On February 19th I got a call, and not the one I wanted. It was a call from the surgery center saying not only did I still owe a third of my already large bill, but I also owed more money, doubling my totally bill. That 3 minute call made an already uncomfortable situation for me, a very painful one. The moment I heard the news, my heart sank to the bottom of my body. I knew what I still had in the bank and I knew it was nowhere near what was required. Once again the rug had been pulled from beneath me. My goal to go to Europe slowly faded in to the background and my hopes to start school in the fall, tossed in the air. Needless to say, it took a while for me to pick myself back up, brush myself off and continue onward. Eventually I came to grips with reality and realized the only thing I had control over was my attitude. I decided I was going to be happy, but my happiness only came after my sadness.

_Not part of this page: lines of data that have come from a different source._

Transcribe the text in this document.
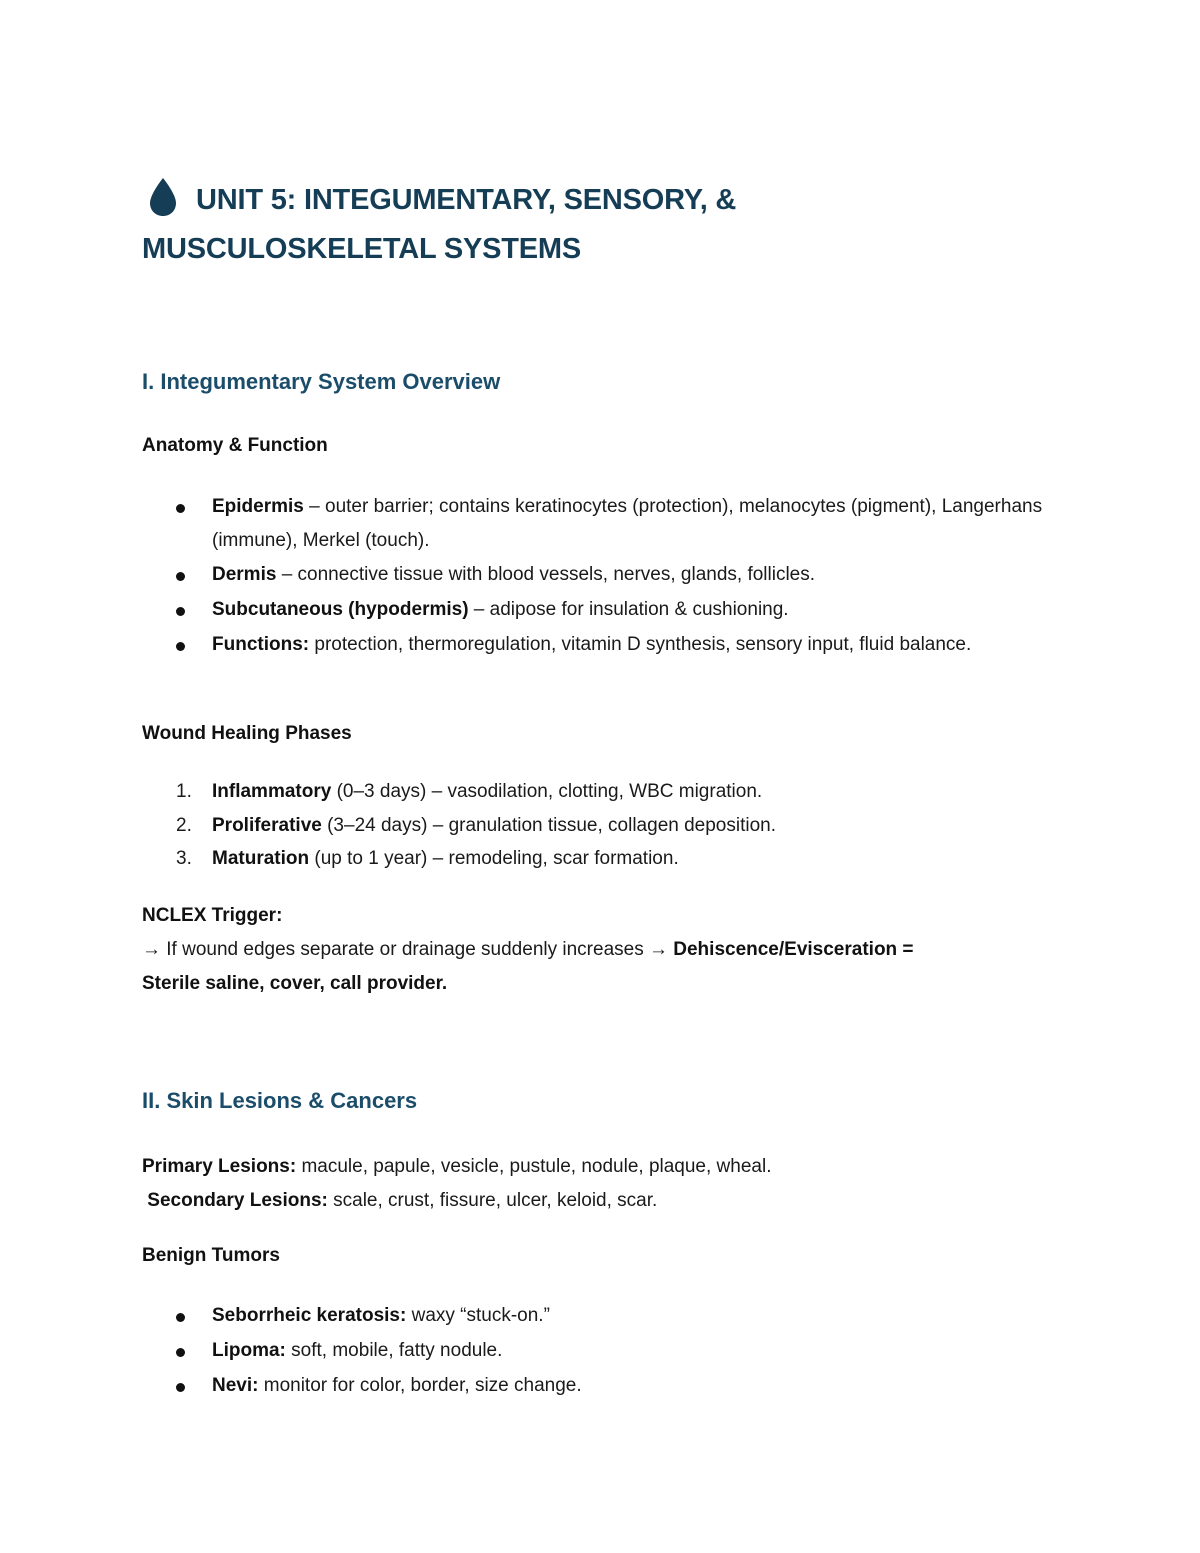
UNIT 5: INTEGUMENTARY, SENSORY, &
MUSCULOSKELETAL SYSTEMS
I. Integumentary System Overview
Anatomy & Function
Epidermis – outer barrier; contains keratinocytes (protection), melanocytes (pigment), Langerhans (immune), Merkel (touch).
Dermis – connective tissue with blood vessels, nerves, glands, follicles.
Subcutaneous (hypodermis) – adipose for insulation & cushioning.
Functions: protection, thermoregulation, vitamin D synthesis, sensory input, fluid balance.
Wound Healing Phases
1. Inflammatory (0–3 days) – vasodilation, clotting, WBC migration.
2. Proliferative (3–24 days) – granulation tissue, collagen deposition.
3. Maturation (up to 1 year) – remodeling, scar formation.
NCLEX Trigger:
→ If wound edges separate or drainage suddenly increases → Dehiscence/Evisceration =
Sterile saline, cover, call provider.
II. Skin Lesions & Cancers
Primary Lesions: macule, papule, vesicle, pustule, nodule, plaque, wheal.
Secondary Lesions: scale, crust, fissure, ulcer, keloid, scar.
Benign Tumors
Seborrheic keratosis: waxy “stuck-on.”
Lipoma: soft, mobile, fatty nodule.
Nevi: monitor for color, border, size change.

So when the rug gets pulled and you land in the mud, just lay there a while. Allow yourself to be sad, to be angry, to be confused, to be silent, to cry. Those feelings are real and powerful and need to be let out. I find when I let them out; I can also let them go. Letting go can be a breath of fresh air, but in order to properly let them go, you must feel them first. It’s healthy for us to feel all our natural feelings. When you finally allow yourself to feel them all, you finally begin to be honest with yourself. No longer are you convincing yourself that everything is fine because frankly it’s not always going to be and that’s fine. That’s the way life is. I choose to take the time to let out all the bad, and it honestly hurt as it left. But when I let it all go, I’m left new and clear and ready to get back up and start again.
If you can look up, you can get up. But you don’t have to get up right away. Just remember why you started, remember what you’re fighting for. Remember that you have greatness inside of you and that you truly matter. You’re just having a rough day and to be honest, you’re in good company; we all have those days from time to time.
Be a champion, follow your heart and never stop getting back up.